Psychoanalyst Dr. Otto Kernberg suggested that psychopathy is an extreme version of narcissism.  While there is some overlap, there are also a number of other distinctive elements os psychopathy.   The combination of psychopathy, narcissism, Machiavellianism, and sadism is sometimes referred to as the dark tetrad.

It’s not clear what the causes are.  There appears to be some genetic influence in the development of psychopathy.  Brain injury may play a role.  Environmental influences are also a factor. There have been patterns observed of certain deficits in brain structure and function in  psychopaths, including in the amygdala and prefrontal cortex.

Some psychopaths engage in criminal behaviour, while others may appear to be outwardly successful in the world, performing well in areas like business.  It’s been observed that criminal behaviours tend to drop off after around age 40, although this doesn’t correspond to any changes in psychopathic traits.  Psychopaths who do commit crimes have higher recidivism rates than other criminals, particularly if their crimes are violent in nature.
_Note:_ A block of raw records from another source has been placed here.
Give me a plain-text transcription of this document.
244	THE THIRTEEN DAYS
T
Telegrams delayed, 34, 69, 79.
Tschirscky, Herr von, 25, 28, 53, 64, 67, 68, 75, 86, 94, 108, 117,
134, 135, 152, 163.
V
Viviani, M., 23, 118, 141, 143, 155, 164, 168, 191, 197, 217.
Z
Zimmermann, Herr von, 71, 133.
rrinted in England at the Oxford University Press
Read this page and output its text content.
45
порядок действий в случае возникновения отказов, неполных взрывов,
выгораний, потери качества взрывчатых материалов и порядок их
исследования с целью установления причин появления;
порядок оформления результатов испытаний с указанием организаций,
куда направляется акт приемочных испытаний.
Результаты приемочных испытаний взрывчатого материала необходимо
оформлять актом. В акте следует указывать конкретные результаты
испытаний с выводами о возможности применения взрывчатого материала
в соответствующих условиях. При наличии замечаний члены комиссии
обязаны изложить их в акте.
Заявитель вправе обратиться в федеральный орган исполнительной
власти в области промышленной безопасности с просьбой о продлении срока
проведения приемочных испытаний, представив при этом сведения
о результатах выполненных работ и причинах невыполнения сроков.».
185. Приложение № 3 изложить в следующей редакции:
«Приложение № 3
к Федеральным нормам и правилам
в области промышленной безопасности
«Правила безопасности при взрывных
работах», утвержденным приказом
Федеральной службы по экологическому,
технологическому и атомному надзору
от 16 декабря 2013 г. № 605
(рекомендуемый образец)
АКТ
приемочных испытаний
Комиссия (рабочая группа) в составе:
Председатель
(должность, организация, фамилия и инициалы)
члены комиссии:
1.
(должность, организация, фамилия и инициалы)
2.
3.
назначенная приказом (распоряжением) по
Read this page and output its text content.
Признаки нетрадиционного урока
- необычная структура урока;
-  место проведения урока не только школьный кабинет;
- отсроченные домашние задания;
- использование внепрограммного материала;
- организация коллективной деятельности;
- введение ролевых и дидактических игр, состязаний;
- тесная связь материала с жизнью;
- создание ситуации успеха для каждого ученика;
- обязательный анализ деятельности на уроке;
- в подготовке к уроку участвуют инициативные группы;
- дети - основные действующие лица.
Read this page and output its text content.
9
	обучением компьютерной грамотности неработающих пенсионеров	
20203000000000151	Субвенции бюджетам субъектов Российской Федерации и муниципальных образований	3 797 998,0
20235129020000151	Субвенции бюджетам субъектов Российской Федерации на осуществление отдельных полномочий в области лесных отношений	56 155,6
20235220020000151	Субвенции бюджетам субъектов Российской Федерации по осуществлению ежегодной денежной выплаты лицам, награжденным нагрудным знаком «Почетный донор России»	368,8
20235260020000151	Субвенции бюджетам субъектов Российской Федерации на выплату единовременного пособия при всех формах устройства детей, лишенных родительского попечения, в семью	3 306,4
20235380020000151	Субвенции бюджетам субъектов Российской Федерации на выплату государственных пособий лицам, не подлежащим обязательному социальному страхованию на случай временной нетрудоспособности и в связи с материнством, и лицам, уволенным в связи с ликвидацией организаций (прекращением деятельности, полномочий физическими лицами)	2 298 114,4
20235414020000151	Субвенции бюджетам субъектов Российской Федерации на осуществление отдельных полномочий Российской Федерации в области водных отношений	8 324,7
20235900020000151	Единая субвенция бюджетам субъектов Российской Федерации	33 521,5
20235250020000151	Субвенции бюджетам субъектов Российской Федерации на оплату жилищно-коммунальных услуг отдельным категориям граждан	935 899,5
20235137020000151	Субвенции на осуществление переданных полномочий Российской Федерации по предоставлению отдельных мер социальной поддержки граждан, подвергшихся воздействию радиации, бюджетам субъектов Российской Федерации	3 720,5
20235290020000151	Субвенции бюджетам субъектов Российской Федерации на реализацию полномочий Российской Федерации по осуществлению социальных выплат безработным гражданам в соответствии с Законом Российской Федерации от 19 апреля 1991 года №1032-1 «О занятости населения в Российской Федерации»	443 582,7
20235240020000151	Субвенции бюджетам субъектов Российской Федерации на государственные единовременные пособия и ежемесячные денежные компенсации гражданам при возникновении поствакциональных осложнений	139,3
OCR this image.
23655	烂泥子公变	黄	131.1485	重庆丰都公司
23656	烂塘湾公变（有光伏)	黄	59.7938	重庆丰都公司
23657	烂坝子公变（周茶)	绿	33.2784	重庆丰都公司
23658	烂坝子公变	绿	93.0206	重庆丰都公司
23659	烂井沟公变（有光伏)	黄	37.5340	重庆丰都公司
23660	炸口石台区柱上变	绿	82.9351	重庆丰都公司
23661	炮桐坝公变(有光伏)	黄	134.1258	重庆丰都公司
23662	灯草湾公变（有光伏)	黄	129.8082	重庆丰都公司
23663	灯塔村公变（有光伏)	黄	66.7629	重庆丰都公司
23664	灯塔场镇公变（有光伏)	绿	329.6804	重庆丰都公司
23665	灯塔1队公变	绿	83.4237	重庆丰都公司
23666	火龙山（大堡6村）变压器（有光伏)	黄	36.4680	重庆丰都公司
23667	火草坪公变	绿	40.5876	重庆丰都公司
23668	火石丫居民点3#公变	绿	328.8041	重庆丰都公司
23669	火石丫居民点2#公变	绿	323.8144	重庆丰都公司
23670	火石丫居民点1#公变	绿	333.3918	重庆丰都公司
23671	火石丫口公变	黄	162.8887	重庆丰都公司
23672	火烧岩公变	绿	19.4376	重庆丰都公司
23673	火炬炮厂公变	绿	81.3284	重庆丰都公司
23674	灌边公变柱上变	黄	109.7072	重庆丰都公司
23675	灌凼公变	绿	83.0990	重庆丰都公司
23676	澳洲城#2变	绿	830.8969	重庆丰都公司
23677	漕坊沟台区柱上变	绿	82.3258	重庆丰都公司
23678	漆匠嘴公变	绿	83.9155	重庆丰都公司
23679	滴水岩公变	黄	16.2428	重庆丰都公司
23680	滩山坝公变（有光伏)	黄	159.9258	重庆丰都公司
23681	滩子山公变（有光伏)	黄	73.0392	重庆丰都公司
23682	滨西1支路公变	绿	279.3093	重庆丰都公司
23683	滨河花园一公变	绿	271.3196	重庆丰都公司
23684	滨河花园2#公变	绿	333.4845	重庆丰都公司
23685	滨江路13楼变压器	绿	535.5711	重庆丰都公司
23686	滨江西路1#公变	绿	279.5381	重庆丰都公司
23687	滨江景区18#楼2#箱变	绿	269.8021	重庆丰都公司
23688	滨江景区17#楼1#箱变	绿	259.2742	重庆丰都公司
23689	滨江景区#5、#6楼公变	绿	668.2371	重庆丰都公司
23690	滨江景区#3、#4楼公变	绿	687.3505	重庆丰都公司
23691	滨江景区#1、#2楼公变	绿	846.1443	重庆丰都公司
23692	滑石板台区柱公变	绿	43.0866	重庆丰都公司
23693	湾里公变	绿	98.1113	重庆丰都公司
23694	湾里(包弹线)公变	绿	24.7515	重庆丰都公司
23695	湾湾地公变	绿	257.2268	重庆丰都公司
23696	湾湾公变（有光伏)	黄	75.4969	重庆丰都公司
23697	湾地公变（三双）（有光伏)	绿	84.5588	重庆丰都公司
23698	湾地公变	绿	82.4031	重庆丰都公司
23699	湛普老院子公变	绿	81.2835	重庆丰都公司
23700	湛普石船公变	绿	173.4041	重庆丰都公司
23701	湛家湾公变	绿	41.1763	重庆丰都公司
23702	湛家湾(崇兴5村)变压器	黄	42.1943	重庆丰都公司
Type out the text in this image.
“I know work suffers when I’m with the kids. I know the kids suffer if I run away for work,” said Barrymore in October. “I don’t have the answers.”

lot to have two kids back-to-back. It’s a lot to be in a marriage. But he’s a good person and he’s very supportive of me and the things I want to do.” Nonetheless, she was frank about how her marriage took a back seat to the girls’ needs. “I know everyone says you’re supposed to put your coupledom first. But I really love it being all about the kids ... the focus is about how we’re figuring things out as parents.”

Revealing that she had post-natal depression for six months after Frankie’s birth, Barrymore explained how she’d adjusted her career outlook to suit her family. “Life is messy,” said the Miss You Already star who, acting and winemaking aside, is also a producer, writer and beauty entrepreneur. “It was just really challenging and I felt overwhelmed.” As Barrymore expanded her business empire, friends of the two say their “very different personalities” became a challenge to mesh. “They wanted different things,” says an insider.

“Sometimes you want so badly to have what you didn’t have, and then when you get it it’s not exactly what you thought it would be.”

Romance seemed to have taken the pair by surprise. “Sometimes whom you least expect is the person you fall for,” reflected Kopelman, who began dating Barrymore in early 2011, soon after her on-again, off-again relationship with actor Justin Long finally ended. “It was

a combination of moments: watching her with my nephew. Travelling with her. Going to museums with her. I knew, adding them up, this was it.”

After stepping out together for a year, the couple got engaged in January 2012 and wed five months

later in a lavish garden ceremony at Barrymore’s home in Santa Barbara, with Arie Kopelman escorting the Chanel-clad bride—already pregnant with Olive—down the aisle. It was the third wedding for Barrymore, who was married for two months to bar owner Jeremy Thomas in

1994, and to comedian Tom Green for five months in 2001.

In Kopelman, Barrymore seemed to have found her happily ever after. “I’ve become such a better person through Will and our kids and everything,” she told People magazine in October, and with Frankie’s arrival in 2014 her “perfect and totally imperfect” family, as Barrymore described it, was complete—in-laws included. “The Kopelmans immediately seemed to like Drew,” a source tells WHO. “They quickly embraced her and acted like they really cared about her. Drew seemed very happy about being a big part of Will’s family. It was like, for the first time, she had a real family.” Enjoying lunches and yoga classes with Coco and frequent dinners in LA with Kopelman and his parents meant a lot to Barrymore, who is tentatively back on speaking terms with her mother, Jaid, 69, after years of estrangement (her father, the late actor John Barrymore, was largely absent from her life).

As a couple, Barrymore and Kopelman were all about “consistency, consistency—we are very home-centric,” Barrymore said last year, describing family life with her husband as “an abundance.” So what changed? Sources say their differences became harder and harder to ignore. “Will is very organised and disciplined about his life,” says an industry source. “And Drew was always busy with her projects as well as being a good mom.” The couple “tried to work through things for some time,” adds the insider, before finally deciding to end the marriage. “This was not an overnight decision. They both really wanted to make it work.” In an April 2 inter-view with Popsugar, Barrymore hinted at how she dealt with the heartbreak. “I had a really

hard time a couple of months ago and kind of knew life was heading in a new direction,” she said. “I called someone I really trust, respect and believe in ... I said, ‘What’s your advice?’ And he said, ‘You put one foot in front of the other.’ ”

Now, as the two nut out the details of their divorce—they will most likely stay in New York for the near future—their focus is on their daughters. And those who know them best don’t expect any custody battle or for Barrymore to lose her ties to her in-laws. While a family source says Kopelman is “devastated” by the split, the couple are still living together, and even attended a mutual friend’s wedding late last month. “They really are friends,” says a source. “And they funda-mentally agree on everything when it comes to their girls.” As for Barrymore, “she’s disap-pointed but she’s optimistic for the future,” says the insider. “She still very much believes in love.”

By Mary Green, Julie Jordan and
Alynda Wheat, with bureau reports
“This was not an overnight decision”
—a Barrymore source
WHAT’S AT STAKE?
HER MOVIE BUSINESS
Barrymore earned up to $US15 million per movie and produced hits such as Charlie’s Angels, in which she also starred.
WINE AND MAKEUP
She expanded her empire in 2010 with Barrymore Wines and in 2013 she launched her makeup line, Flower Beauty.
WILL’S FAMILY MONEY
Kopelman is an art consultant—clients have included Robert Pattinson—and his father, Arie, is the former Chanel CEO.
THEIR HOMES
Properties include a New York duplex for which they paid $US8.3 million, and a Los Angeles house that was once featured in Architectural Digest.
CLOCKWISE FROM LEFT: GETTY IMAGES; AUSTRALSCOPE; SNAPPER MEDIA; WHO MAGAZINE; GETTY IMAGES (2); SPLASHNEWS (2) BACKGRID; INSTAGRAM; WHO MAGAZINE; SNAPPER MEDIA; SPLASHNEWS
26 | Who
This topic came to mind recently while I was watching Serial Killer with Piers Morgan on Netflix.  While it seems like there are some people who think that to commit horrendous acts someone must be out of touch with reality (i.e. psychotic), to me psychopathy seems like a far better explanation in most cases.  Still, it’s bizarre to think that such monsters can live among us.  As far as I know, I’ve only had contact with one psychopath, and while he wasn’t a killer, he was frequently violent.  His skillful attempts at manipulation were frightening to watch.

Do you think you’ve ever encountered a psychopath?

SourceWikipedia: Psychopathy

You can find the rest of the What Is series here.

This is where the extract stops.